- Comune di Milena
- Milena Location within Italy Milena Location within Sicily
- Coordinates: 37°28′N 13°44′E﻿ / ﻿37.467°N 13.733°E
- Country: Italy
- Region: Sicily
- Province: Caltanissetta (CL)

Government
- • Mayor: Claudio Cipolla

Area
- • Total: 24.5 km^{2} (9.5 sq mi)
- Elevation: 423 m (1,388 ft)

Population (31 July 2021)
- • Total: 2 775
- • Density: 0.082/km^{2} (0.21/sq mi)
- Demonym: Milenesi ("Milucchisi" in local dialect)
- Time zone: UTC+1 (CET)
- • Summer (DST): UTC+2 (CEST)
- Postal code: 93010
- Dialing code: 0934
- Patron saint: Saint Joseph
- Saint day: March 19
- Website: Official website

= Milena, Sicily =

Milena (Sicilian: Milocca) is a comune (municipality) in the Province of Caltanissetta in the Italian region Sicily, located about 80 km southeast of Palermo and about 30 km west of Caltanissetta.

== Etymology ==
Formerly known as Milocca. Its name is a form of homage to the Queen Milena of Montenegro, the mother of the Queen Elena, wife of King Victor Emmanuel III of Italy.

== History and culture ==
Milena, formerly known as Milocca, was the subject of a book, named "Milocca: A Sicilian Village" by Charlotte Gower Chapman, who in 1935 detailed everyday life in the small rural Sicilian town, one of the earliest cultural anthropology studies of a semi-literate people.

== Archaeology ==
The area of Milena, nestled amidst mountains and river valleys, has a rich history dating back to the middle Neolithic.

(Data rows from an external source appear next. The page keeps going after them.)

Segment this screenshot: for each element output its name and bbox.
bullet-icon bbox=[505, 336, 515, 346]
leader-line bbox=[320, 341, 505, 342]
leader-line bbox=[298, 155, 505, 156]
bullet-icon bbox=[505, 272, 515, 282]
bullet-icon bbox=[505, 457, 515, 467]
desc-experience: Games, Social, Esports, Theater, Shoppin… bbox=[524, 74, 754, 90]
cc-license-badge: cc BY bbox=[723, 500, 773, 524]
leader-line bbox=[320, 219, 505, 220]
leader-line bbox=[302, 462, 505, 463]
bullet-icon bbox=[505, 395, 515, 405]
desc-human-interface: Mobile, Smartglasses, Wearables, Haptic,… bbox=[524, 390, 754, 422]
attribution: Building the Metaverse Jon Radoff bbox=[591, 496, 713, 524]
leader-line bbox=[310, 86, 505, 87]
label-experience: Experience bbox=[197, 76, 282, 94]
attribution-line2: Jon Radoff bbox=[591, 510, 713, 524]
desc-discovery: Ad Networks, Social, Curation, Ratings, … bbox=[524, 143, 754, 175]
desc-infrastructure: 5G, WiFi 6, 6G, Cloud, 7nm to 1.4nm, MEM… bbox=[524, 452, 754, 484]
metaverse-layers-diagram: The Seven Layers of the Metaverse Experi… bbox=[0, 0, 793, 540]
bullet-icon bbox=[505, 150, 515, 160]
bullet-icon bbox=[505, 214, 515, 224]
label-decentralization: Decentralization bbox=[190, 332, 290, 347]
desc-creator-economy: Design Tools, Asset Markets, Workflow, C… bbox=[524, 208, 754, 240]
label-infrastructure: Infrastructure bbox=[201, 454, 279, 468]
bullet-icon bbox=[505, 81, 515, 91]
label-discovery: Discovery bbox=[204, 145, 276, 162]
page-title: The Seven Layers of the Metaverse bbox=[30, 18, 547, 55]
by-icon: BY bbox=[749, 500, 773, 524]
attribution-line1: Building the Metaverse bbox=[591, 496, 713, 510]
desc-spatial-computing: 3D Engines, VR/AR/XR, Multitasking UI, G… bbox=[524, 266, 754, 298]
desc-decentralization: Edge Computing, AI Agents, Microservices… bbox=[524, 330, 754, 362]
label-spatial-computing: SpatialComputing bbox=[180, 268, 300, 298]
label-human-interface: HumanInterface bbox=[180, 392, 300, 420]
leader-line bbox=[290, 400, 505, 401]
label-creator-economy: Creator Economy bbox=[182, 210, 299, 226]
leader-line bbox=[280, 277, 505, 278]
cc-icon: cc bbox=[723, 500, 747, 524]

Archaeological exploration in the vicinity during the 1980s and 1990s has revealed prehistoric sites, but many ancient settlements remain undiscovered due to the area's size and erosion risks.

Modern methods like remote sensing and GIS technology are now aiding these efforts. Challenges include erosion and vegetation cover, prompting the use of drones and remote sensing to uncover hidden archaeological sites.